Mentre i filari del Vecchio Continente si preparano alla prossima vendemmia, in Australia, dopo la raccolta di febbraio, è tempo di bilanci, ed i primi dati della “Winemakers Federation of Australia”, analizzati da “Wine Searcher” (www.wine-searcher.com), sono tutt’altro che positivi. Nonostante una qualità media, nel complesso, buona, le difficoltà di una raccolta quantitativamente inferiore alla media (1,67 milioni di tonnellate, contro le 1,70 degli ultimi 8 anni) e particolarmente difficile da portare in fondo, ha praticamente annullato i guadagni sull’85% dell’uva raccolta.
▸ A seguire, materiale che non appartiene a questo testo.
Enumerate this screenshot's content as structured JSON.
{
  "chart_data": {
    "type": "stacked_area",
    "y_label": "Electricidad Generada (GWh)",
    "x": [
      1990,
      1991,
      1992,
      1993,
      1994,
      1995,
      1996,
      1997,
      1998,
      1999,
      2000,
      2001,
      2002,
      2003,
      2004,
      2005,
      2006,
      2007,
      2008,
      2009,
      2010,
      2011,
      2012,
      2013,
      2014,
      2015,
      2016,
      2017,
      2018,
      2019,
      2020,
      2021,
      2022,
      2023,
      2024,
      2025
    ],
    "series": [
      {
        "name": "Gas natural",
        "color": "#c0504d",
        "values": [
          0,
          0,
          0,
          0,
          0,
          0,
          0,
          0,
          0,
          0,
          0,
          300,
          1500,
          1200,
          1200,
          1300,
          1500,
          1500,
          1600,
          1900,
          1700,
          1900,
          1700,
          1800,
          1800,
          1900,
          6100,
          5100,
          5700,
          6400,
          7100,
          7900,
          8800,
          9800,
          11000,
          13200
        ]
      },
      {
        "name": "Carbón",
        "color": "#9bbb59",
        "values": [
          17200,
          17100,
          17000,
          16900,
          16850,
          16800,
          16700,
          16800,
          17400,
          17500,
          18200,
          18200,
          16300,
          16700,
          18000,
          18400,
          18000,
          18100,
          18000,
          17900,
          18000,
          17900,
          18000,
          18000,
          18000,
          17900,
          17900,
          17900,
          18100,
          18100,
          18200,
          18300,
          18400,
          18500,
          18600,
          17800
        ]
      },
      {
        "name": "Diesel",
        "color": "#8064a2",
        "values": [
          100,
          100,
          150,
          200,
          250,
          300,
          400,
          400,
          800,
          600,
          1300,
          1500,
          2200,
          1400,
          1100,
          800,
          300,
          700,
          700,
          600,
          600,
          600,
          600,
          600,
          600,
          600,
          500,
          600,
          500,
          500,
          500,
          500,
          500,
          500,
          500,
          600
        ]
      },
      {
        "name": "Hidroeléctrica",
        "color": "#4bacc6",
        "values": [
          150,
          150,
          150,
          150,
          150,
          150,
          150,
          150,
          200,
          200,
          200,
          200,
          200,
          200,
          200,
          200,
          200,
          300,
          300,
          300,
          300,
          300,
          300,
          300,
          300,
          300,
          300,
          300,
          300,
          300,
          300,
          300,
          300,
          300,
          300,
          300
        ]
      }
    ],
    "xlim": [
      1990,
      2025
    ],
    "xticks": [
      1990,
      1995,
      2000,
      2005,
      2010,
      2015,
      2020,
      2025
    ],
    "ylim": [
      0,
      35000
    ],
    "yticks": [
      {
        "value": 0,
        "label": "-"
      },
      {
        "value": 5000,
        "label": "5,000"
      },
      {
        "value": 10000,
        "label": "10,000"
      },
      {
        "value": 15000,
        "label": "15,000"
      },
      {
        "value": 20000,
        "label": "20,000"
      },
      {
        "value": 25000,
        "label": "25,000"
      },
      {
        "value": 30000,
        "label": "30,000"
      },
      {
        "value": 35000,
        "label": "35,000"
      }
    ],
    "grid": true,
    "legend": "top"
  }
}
Un problema che riguarda soprattutto le regioni interne, come Riverland, Mildura, Swan Hill e Griffith, mentre in Tasmania, Barossa Valley e Margaret River, le cose sono andate meglio, garantendo ai viticoltori una certa redditività.
Se agli agricoltori le cose non sono andate troppo bene, nonostante l’aumento dei costi delle uve (+5% sul 2014), diversa è la risposta dell’industria vinicola, che si mostra rialzista, specie grazie all’export, che rappresenta il 60% delle vendite di vino australiano, spinto dal calo del dollaro australiano e dagli accordi di libero scambio siglati con i big dell’Asia, dove le spedizioni vanno sempre meglio.
Il rapporto della “Winemakers Federation of Australia”, inoltre, mostra come la varietà più popolare sia ancora lo Shiraz, con 391.649 tonnellate prodotte in Australia nel 2015, seguito dallo Chardonnay, a 376.339 tonnellate, mentre il Cabernet Sauvignon è il secondo vitigno a bacca rossa con 209.588 tonnellate prodotte. Altro dato interessante, quello che racconta come l’85% delle uve raccolte ogni anno vengano lavorate dalle prime 20 aziende del Paese, guidate, ovviamente, dal colosso Treasury Wine Estates.